DA Member of Parliament (MP) Emma Louise Powell, who described the amount as "staggering", said it got even worse when the additional 75 million Rands (about USD 4 million) spent by the South African Police Service (SAPS) on protecting attendees at the summit was included, despite most international delegations being accompanied by their respective national security agencies.
"We now know that between SAPS and DIRCO, the three-day BRICS summit cost the South African taxpayer no less than R180 (USD 9.6 million). This grotesque expenditure is a kick in the teeth for ordinary South Africans who have been left to fend for themselves in a country with one of the highest crime and unemployment rates in the world," she said.
Asserting that Powell misunderstood the economic benefits of hosting such international conferences and other meetings, the department said, "While it is true that just over R 104 million (about USD 5.6 million), as reported by DIRCO, was contributed towards the successful hosting of the BRICS Summit, the economic benefits to the City of Johannesburg far outweigh the (amount) that DIRCO contributed." "The list of benefits South Africa gained is endless. Key, among many priorities that South Africa set for itself during the summit, was to strengthen the partnership between BRICS and African countries," the statement said.
The BRICS grouping consists of members Brazil, Russia, India, China and South Africa.
"In this regard, BRICS leaders reiterated their support for the African Union's Agenda 2063. In particular, they supported the operationalisation of the African Continental Free Trade Area through economic and financial cooperation between BRICS and African countries," it said.
The DIRCO said other objectives included South Africa leveraging its political and economic relations with BRICS members to address its challenges of poverty, unemployment and inequality through increased intra-BRICS trade, investment, tourism, capacity building, skills, and technology transfers.
"South Africa provided courtesy support to only four delegates per country. This is a normal international practice.
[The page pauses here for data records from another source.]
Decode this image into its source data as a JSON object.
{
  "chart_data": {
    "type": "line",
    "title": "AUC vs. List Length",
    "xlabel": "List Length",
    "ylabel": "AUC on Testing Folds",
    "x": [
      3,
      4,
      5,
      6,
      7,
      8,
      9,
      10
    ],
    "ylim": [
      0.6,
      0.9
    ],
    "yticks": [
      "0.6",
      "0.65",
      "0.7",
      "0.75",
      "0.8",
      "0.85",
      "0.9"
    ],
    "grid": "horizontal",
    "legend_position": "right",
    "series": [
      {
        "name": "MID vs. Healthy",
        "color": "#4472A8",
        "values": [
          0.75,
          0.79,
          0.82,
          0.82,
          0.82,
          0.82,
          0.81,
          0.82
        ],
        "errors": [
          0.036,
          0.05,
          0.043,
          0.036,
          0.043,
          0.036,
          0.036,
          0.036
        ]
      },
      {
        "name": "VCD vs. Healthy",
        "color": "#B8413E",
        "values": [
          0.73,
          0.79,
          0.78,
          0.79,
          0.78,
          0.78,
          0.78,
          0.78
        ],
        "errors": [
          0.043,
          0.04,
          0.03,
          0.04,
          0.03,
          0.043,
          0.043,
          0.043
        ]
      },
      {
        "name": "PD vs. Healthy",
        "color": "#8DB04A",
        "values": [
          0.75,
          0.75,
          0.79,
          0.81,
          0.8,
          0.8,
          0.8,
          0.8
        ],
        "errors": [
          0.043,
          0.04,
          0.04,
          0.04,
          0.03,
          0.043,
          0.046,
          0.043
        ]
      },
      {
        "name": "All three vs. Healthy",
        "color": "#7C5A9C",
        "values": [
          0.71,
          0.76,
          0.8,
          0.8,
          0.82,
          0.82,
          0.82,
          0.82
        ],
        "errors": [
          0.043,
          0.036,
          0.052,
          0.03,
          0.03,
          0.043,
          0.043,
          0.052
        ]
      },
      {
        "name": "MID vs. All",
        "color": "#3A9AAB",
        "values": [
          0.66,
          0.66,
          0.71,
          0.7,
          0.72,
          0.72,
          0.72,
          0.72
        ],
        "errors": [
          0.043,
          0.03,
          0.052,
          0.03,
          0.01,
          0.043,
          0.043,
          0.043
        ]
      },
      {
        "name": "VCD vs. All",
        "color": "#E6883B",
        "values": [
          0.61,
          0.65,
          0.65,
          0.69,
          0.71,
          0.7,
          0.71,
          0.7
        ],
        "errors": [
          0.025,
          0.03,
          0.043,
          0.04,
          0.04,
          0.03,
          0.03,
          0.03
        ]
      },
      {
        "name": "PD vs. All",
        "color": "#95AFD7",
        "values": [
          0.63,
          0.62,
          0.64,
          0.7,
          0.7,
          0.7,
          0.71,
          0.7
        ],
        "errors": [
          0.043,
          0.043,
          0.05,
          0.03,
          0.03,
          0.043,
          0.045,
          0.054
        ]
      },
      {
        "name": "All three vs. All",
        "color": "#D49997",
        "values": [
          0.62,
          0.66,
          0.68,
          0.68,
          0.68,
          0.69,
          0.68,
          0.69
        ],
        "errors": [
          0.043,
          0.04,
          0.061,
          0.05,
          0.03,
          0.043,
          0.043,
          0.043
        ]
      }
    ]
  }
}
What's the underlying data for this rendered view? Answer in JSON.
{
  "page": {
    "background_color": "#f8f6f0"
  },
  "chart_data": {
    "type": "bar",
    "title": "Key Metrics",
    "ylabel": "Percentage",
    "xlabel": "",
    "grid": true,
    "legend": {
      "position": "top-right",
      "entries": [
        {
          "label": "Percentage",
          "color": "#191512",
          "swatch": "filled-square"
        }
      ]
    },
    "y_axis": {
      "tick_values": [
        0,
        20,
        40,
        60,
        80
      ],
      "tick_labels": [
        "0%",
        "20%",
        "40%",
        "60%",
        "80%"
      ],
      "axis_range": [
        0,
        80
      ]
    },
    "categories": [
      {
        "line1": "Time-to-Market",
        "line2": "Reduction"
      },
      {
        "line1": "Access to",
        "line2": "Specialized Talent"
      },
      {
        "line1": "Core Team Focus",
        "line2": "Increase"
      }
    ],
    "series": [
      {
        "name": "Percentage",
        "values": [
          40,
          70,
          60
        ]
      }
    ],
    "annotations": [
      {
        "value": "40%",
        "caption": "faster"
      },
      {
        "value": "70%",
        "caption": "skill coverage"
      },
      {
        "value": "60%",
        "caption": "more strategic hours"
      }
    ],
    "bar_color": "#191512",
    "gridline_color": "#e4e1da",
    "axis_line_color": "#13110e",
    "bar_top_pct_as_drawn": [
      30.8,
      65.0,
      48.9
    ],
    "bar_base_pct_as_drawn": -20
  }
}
All the delegations attended with additional accompanying persons and paid fully for their accommodation, meals, etc.," the statement said.
"We even had one delegation with over 100 people, who all were accommodated in a hotel and paid for in full," the DIRCO said.
It added that it was South Africa's responsibility as a member of the most important grouping of emerging countries in the world to host the BRICS Summit, as was expected of each member, every five years.
South Africa's overall trade with its BRICS partners has increased by an average growth of 10 per cent from 2017-2021, the statement said. Total South African trade with BRICS reached R 830 (USD 45 billion) in 2022 from R 487 billion (USD 26.5 billion) in 2017.
Last year, BRICS accounted for 21 per cent of South Africa's global trade.